In a letter addressed to the Egyptian president on Tuesday, the high commissioner noted the efforts made so far, since successful presidential elections this summer, “in combating human rights violations, countering impunity and ensuring transparency and accountability at all levels."
Pillay, however, denounced the highly controversial constitutional declaration Morsi issued on 22 November, which shields his decisions – and the Islamist-led Constituent Assembly and upper house of parliament – from judicial challenge.
”In my view, this provision contravenes the fundamental notion of the rule of law by placing the president’s actions outside judicial scrutiny and not permitting any legal challenge, irrespective of its substance," Pillay said, describing it as an "encroachment on the role of the judiciary."

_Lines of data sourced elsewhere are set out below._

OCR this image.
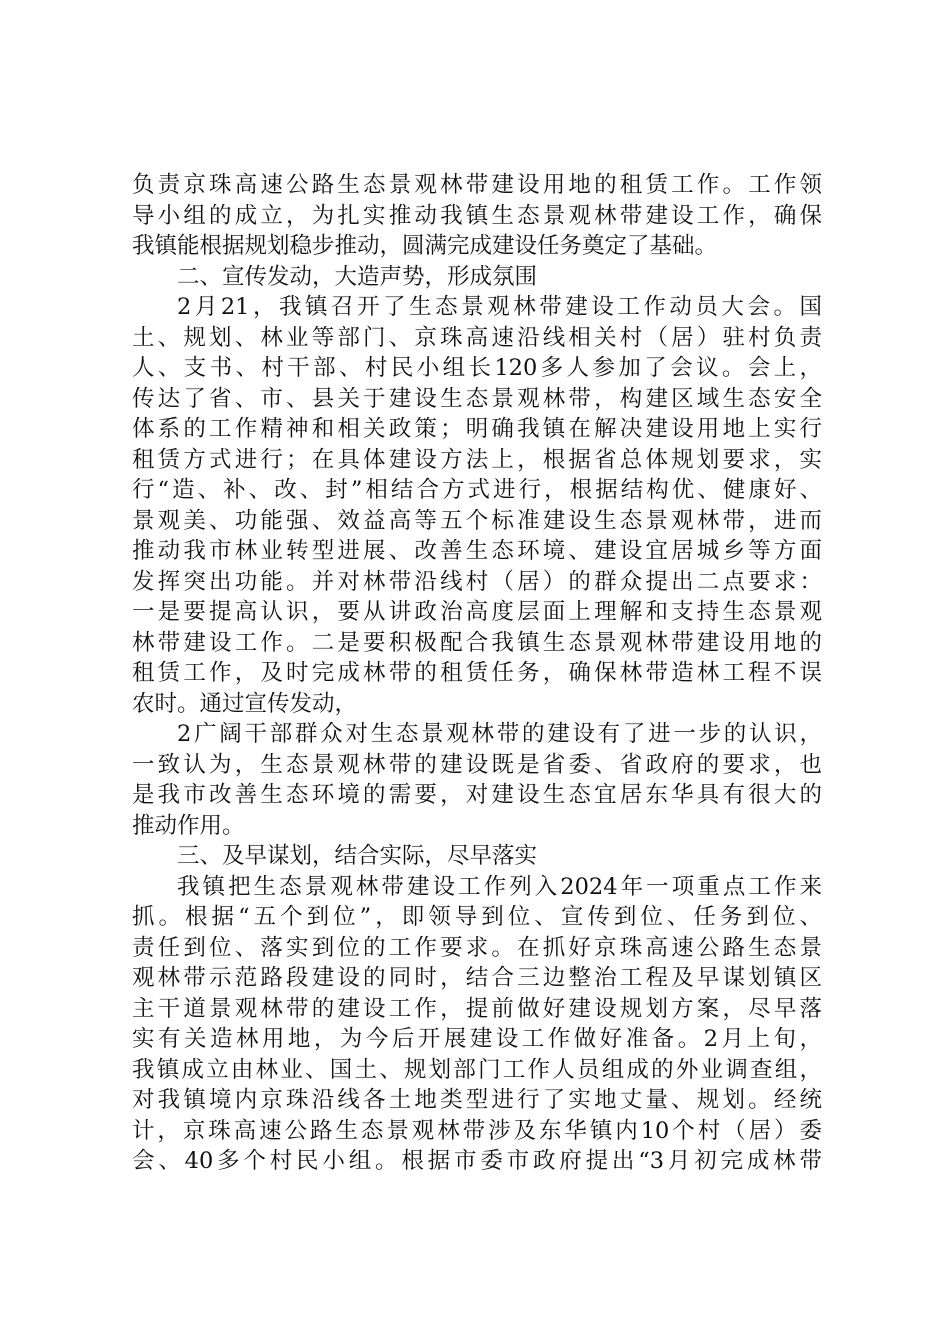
负责京珠高速公路生态景观林带建设用地的租赁工作。工作领
导小组的成立，为扎实推动我镇生态景观林带建设工作，确保
我镇能根据规划稳步推动，圆满完成建设任务奠定了基础。
二、宣传发动，大造声势，形成氛围
2月21，我镇召开了生态景观林带建设工作动员大会。国
土、规划、林业等部门、京珠高速沿线相关村（居）驻村负责
人、支书、村干部、村民小组长120多人参加了会议。会上，
传达了省、市、县关于建设生态景观林带，构建区域生态安全
体系的工作精神和相关政策；明确我镇在解决建设用地上实行
租赁方式进行；在具体建设方法上，根据省总体规划要求，实
行“造、补、改、封”相结合方式进行，根据结构优、健康好、
景观美、功能强、效益高等五个标准建设生态景观林带，进而
推动我市林业转型进展、改善生态环境、建设宜居城乡等方面
发挥突出功能。并对林带沿线村（居）的群众提出二点要求：
一是要提高认识，要从讲政治高度层面上理解和支持生态景观
林带建设工作。二是要积极配合我镇生态景观林带建设用地的
租赁工作，及时完成林带的租赁任务，确保林带造林工程不误
农时。通过宣传发动，
2广阔干部群众对生态景观林带的建设有了进一步的认识，
一致认为，生态景观林带的建设既是省委、省政府的要求，也
是我市改善生态环境的需要，对建设生态宜居东华具有很大的
推动作用。
三、及早谋划，结合实际，尽早落实
我镇把生态景观林带建设工作列入2024年一项重点工作来
抓。根据“五个到位”，即领导到位、宣传到位、任务到位、
责任到位、落实到位的工作要求。在抓好京珠高速公路生态景
观林带示范路段建设的同时，结合三边整治工程及早谋划镇区
主干道景观林带的建设工作，提前做好建设规划方案，尽早落
实有关造林用地，为今后开展建设工作做好准备。2月上旬，
我镇成立由林业、国土、规划部门工作人员组成的外业调查组，
对我镇境内京珠沿线各土地类型进行了实地丈量、规划。经统
计，京珠高速公路生态景观林带涉及东华镇内10个村（居）委
会、40多个村民小组。根据市委市政府提出“3月初完成林带
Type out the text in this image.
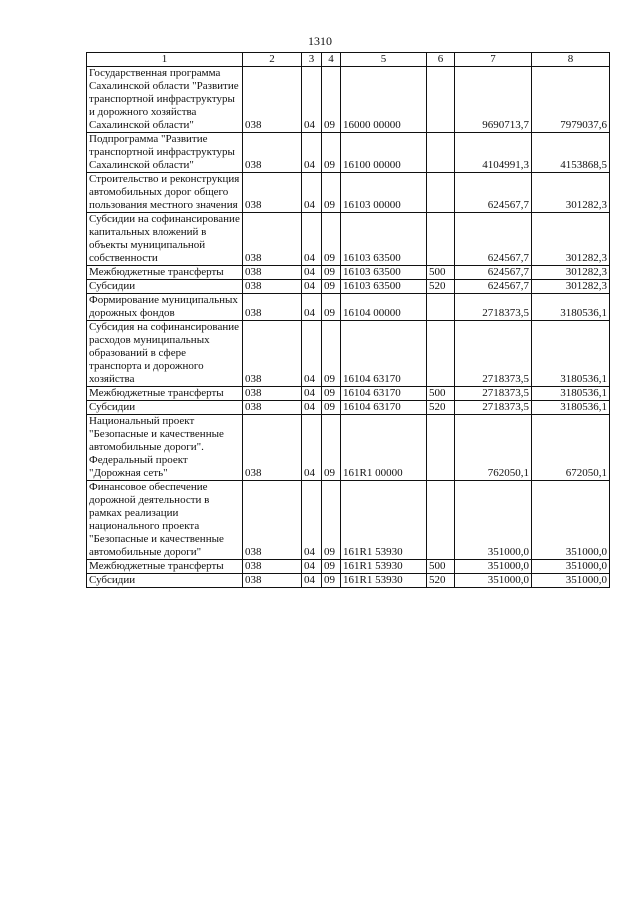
1310
1	2	3	4	5	6	7	8
Государственная программа Сахалинской области "Развитие транспортной инфраструктуры и дорожного хозяйства Сахалинской области"	038	04	09	16000 00000		9690713,7	7979037,6
Подпрограмма "Развитие транспортной инфраструктуры Сахалинской области"	038	04	09	16100 00000		4104991,3	4153868,5
Строительство и реконструкция автомобильных дорог общего пользования местного значения	038	04	09	16103 00000		624567,7	301282,3
Субсидии на софинансирование капитальных вложений в объекты муниципальной собственности	038	04	09	16103 63500		624567,7	301282,3
Межбюджетные трансферты	038	04	09	16103 63500	500	624567,7	301282,3
Субсидии	038	04	09	16103 63500	520	624567,7	301282,3
Формирование муниципальных дорожных фондов	038	04	09	16104 00000		2718373,5	3180536,1
Субсидия на софинансирование расходов муниципальных образований в сфере транспорта и дорожного хозяйства	038	04	09	16104 63170		2718373,5	3180536,1
Межбюджетные трансферты	038	04	09	16104 63170	500	2718373,5	3180536,1
Субсидии	038	04	09	16104 63170	520	2718373,5	3180536,1
Национальный проект "Безопасные и качественные автомобильные дороги". Федеральный проект "Дорожная сеть"	038	04	09	161R1 00000		762050,1	672050,1
Финансовое обеспечение дорожной деятельности в рамках реализации национального проекта "Безопасные и качественные автомобильные дороги"	038	04	09	161R1 53930		351000,0	351000,0
Межбюджетные трансферты	038	04	09	161R1 53930	500	351000,0	351000,0
Субсидии	038	04	09	161R1 53930	520	351000,0	351000,0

Pillay urged Morsi to reconsider the declaration so that the problems it was designed to address can be confronted by measures "in conformity with international human rights principles."
The high commissioner also commented on concerns about the composition of the Constituent Assembly, noting that, "Any proper constitution-making process must include adequate representation of the full political spectrum, men and women, minorities, and civil society, which was not seen to be the case with this Constituent Assembly."
She added that the constitutional declaration opened the door to violations of the International Covenant on Civil and Political Rights, especially the right to access justice and guarantees of judicial independence.
Pillay's message to Morsi came on the same day in which tens of thousands of demonstrators protested the constitutional declaration and the Constituent Assembly, which voted on the draft constitution Thursday despite the withdrawal of some one third of its members.
The United Nations, United States and European Union have all expressed concern over the constitutional declaration.
Rival demonstrations have erupted across the country since the announcement of the divisive declaration. Two protesters were killed in the past week in clashes that ensued between protesters and police and others between Morsi's supporters and opponents.
The Muslim Brotherhood and Salafist Nour Party, along with the Gamaa Islamiya, have announced plans to stage demonstrations on Saturday in support of Morsi and his decree.